Gems argues that we are already treating ageing: sunblock prevents molecular damage by UV rays and dietary restriction is proven to increase lifespan in mammals. An aim of ageing research is to develop drugs to replicate these effects. A pill might be taken from “midlife onwards. This pill would theoretically slow ageing with minimal side effects. Its predicted impact would be to reduce the incidence of ageing-related diseases at all ages – although not to remove them altogether.”

Not everyone welcomes this route to longer life. Ageing is seen to represent the culmination of wisdom, the passage of time and the seemingly eternal natural rule that everything must end. Gems describes the resulting “dual standard” from this emotional association: ageing treatment is seen as dangerous, but disease treatment is a perfectly acceptable thing. This is despite the fact they both lead to a modest increase in lifespan and a healthier life.

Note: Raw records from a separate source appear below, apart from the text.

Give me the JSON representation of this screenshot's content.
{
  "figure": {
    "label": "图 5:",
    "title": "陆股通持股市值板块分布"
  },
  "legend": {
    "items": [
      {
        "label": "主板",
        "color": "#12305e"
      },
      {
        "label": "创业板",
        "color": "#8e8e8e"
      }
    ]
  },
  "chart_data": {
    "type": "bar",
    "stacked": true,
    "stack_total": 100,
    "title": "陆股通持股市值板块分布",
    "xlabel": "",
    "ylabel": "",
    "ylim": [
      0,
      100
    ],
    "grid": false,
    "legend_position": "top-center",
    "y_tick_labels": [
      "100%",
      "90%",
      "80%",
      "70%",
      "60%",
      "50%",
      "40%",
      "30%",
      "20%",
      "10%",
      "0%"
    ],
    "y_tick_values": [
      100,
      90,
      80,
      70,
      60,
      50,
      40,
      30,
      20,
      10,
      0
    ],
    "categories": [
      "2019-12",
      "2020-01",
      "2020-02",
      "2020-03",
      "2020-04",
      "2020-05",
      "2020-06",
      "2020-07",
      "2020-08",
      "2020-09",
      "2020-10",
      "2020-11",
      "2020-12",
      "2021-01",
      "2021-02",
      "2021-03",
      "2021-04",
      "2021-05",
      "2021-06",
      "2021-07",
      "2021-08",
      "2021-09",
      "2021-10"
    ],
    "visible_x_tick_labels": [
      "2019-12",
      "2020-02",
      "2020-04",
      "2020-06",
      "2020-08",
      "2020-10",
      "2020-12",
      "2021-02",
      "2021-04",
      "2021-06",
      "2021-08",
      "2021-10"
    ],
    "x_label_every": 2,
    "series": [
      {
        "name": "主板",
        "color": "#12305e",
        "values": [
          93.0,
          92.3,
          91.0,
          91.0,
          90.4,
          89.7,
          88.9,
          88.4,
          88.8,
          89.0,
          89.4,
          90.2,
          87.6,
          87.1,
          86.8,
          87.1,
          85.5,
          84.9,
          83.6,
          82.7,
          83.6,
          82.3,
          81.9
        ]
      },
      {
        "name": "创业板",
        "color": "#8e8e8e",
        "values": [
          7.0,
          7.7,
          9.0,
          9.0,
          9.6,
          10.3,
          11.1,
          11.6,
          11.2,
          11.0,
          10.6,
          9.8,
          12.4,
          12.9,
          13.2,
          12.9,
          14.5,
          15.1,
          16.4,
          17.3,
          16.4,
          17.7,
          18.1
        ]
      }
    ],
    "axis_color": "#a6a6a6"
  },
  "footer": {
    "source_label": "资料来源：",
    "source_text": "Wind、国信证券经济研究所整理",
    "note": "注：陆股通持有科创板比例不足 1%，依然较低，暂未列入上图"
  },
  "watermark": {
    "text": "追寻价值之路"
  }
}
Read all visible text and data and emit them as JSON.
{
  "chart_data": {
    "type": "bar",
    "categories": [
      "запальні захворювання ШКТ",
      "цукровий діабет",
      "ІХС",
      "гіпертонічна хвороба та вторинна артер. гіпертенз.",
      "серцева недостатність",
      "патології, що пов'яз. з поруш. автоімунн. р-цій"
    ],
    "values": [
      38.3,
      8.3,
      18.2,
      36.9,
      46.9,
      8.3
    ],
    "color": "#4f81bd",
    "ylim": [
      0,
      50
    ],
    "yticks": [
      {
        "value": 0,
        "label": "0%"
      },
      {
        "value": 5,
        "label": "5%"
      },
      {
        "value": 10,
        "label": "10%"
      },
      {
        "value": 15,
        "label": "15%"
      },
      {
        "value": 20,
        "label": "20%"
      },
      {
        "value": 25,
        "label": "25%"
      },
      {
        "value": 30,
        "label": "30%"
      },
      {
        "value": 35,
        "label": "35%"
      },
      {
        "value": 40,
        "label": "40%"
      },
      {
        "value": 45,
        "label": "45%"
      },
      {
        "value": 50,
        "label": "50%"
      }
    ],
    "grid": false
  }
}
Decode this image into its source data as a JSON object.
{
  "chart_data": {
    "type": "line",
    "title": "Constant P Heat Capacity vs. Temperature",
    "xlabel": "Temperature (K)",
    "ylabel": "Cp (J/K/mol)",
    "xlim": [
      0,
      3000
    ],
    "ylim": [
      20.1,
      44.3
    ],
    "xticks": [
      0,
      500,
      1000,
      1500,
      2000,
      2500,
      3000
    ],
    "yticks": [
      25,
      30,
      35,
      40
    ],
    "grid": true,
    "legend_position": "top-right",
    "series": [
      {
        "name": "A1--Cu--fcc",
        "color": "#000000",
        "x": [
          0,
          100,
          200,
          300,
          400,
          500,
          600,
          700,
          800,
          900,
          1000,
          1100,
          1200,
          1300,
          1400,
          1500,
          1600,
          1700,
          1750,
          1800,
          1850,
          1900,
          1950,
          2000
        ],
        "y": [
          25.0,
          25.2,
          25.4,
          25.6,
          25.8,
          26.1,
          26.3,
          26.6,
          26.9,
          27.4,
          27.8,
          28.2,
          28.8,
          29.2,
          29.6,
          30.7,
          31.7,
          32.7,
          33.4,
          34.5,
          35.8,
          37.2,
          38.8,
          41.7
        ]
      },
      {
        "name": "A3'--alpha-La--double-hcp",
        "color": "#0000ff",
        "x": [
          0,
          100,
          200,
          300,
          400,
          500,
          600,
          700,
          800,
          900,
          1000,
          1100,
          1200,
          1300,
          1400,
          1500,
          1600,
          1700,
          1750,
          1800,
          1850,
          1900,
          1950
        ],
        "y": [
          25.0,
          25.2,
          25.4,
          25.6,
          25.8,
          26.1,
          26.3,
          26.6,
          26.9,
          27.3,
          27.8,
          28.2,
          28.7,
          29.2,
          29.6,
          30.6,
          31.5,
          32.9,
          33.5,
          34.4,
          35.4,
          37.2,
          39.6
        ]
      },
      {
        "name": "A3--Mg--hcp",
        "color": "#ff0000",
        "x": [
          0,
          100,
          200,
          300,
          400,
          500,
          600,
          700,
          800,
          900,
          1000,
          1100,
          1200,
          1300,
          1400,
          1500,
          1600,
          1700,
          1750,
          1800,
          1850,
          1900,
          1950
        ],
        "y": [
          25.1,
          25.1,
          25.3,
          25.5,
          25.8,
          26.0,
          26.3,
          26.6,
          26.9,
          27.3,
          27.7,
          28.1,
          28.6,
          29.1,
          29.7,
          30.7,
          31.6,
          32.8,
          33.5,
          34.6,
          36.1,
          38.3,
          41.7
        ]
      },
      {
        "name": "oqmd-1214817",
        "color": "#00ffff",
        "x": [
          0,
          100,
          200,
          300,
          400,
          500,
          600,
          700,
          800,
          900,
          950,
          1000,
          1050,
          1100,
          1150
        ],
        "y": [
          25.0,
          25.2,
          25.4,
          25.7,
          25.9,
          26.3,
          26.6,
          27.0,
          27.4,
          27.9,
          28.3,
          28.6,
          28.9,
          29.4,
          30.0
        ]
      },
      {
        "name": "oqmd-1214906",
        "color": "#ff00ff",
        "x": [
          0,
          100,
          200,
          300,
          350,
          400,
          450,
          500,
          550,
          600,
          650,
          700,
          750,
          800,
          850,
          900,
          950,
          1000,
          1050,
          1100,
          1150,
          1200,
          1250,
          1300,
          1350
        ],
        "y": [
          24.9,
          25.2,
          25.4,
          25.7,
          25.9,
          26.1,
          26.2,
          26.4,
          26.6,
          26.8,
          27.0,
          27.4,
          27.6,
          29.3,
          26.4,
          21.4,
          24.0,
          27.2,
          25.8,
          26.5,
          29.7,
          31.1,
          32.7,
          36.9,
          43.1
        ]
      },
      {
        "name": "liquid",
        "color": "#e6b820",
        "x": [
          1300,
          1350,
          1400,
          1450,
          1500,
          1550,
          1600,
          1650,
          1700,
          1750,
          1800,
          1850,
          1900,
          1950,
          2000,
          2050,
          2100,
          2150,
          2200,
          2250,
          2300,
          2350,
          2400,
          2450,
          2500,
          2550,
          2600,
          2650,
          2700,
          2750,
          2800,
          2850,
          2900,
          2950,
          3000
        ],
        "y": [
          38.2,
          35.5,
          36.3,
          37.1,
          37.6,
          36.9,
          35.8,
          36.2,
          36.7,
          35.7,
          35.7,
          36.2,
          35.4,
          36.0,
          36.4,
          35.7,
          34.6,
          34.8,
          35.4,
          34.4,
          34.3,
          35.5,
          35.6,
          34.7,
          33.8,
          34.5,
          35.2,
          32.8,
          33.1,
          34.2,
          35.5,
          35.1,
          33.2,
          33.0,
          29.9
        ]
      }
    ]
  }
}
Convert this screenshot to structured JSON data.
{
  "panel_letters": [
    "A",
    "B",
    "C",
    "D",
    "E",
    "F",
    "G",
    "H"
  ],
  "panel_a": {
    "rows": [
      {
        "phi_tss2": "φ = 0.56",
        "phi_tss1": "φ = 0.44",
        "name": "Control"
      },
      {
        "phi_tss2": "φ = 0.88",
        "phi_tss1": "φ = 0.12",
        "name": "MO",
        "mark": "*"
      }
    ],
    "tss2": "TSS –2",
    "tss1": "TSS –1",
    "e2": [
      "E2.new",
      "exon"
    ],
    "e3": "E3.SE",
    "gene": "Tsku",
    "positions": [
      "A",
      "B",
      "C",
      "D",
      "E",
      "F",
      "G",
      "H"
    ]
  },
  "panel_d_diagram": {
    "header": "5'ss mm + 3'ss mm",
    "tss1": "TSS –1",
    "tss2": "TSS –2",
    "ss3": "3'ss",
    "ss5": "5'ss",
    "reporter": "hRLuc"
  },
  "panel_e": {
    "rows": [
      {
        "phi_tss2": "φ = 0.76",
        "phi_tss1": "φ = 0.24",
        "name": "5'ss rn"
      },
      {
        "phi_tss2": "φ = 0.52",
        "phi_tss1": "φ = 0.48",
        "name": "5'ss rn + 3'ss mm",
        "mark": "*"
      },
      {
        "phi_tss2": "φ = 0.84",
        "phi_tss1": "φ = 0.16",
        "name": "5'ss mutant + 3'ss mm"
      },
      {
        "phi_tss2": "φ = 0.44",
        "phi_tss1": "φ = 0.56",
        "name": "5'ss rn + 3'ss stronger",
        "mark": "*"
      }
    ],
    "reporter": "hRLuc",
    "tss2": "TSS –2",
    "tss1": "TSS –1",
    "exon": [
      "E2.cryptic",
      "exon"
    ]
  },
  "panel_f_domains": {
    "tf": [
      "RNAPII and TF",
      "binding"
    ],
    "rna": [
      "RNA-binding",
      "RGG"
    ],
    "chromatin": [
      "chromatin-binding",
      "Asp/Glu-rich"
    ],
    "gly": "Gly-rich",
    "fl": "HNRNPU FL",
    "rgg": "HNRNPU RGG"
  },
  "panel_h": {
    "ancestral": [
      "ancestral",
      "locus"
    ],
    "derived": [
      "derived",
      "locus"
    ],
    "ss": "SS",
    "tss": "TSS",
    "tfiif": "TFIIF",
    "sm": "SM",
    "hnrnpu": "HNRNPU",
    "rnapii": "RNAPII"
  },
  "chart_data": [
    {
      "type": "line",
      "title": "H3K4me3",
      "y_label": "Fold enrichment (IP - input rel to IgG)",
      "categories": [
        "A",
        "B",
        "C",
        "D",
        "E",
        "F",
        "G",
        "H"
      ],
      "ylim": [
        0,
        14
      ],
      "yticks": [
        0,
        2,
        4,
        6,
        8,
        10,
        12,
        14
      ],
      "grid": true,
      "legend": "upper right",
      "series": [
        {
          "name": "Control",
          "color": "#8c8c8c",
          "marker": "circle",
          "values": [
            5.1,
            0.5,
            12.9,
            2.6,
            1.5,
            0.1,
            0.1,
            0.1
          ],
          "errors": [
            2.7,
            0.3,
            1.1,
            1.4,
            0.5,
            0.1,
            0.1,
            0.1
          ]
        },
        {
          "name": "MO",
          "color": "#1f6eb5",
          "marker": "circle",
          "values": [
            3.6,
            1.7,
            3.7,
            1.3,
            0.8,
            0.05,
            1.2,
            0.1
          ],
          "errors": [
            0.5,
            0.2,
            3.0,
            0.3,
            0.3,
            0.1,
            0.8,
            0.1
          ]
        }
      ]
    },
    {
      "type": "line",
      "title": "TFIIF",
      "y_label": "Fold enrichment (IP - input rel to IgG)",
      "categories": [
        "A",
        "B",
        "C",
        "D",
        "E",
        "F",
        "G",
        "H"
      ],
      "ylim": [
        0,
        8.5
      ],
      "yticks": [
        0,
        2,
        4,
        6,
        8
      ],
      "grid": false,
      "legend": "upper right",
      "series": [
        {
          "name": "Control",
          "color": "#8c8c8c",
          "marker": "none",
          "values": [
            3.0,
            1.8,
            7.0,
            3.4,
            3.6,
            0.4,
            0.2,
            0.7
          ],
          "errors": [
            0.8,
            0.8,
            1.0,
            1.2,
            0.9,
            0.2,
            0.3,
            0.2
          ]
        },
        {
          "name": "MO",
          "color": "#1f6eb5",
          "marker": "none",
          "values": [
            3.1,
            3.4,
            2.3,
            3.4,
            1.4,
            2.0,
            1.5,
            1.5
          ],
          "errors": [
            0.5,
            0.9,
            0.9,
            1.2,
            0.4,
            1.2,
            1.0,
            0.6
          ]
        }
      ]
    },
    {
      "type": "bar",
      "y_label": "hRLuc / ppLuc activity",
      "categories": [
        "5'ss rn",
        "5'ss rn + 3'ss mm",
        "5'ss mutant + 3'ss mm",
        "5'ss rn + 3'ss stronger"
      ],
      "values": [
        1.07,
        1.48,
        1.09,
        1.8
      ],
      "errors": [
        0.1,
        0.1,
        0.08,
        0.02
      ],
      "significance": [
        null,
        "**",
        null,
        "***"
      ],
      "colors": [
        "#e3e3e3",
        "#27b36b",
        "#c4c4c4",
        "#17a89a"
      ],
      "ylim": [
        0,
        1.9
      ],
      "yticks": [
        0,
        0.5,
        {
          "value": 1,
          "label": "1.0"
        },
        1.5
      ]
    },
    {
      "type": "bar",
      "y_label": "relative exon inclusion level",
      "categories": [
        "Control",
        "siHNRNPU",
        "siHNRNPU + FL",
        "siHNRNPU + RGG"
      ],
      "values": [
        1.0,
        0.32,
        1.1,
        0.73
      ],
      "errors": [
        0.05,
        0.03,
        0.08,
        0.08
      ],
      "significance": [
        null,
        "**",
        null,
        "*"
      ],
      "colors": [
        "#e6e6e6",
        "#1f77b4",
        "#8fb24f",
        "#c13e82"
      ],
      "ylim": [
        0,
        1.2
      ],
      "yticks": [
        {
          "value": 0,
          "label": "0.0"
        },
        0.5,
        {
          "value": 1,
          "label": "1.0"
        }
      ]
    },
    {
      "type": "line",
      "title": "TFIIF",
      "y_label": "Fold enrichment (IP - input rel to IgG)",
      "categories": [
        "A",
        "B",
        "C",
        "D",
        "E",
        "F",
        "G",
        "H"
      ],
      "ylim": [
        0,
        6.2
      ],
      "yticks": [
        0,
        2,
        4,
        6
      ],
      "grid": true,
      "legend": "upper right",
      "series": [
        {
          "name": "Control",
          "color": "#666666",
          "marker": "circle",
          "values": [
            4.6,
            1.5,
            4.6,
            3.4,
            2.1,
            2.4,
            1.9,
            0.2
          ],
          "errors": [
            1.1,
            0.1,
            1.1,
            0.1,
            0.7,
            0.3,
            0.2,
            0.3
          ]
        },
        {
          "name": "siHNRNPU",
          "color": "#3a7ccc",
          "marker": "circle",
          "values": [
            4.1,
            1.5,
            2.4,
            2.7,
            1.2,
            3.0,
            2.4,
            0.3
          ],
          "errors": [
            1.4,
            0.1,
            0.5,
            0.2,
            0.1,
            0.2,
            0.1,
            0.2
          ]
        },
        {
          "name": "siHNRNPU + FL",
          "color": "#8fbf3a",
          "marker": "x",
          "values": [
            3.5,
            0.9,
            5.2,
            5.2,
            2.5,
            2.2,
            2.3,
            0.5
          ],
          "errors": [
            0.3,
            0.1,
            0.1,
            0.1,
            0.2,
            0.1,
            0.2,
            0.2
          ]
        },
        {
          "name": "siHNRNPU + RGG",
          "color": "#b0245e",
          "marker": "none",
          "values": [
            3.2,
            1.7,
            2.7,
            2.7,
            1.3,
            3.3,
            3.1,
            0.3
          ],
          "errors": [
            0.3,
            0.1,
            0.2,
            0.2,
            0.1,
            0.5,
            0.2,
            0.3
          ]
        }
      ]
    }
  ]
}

Gems thinks “one of the great fallacies is the separation of ageing from the rest of medicine. I think ageing is a disease, and conceptually follows the same basic ethical rules.” He describes how medical students are not taught the biology of ageing, despite the fact that ageing is one of the main challenges they will face as doctors: “the medical establishment has a lot of hostility against the treatment of ageing, but it’s ill-informed.”

Some fear that demand could cause other problems. On an individual basis it is hard to refuse, but societally it could lead to a massive rise in overpopulation and other health risks that come with it. But there is an ethical cry for ageing treatment now. Gems hopes that “if we can prepare for it socially, politically and institutionally, and if we keep birth rates low, we should be able to ensure long, healthier, happier lives for our children and for our children’s children”.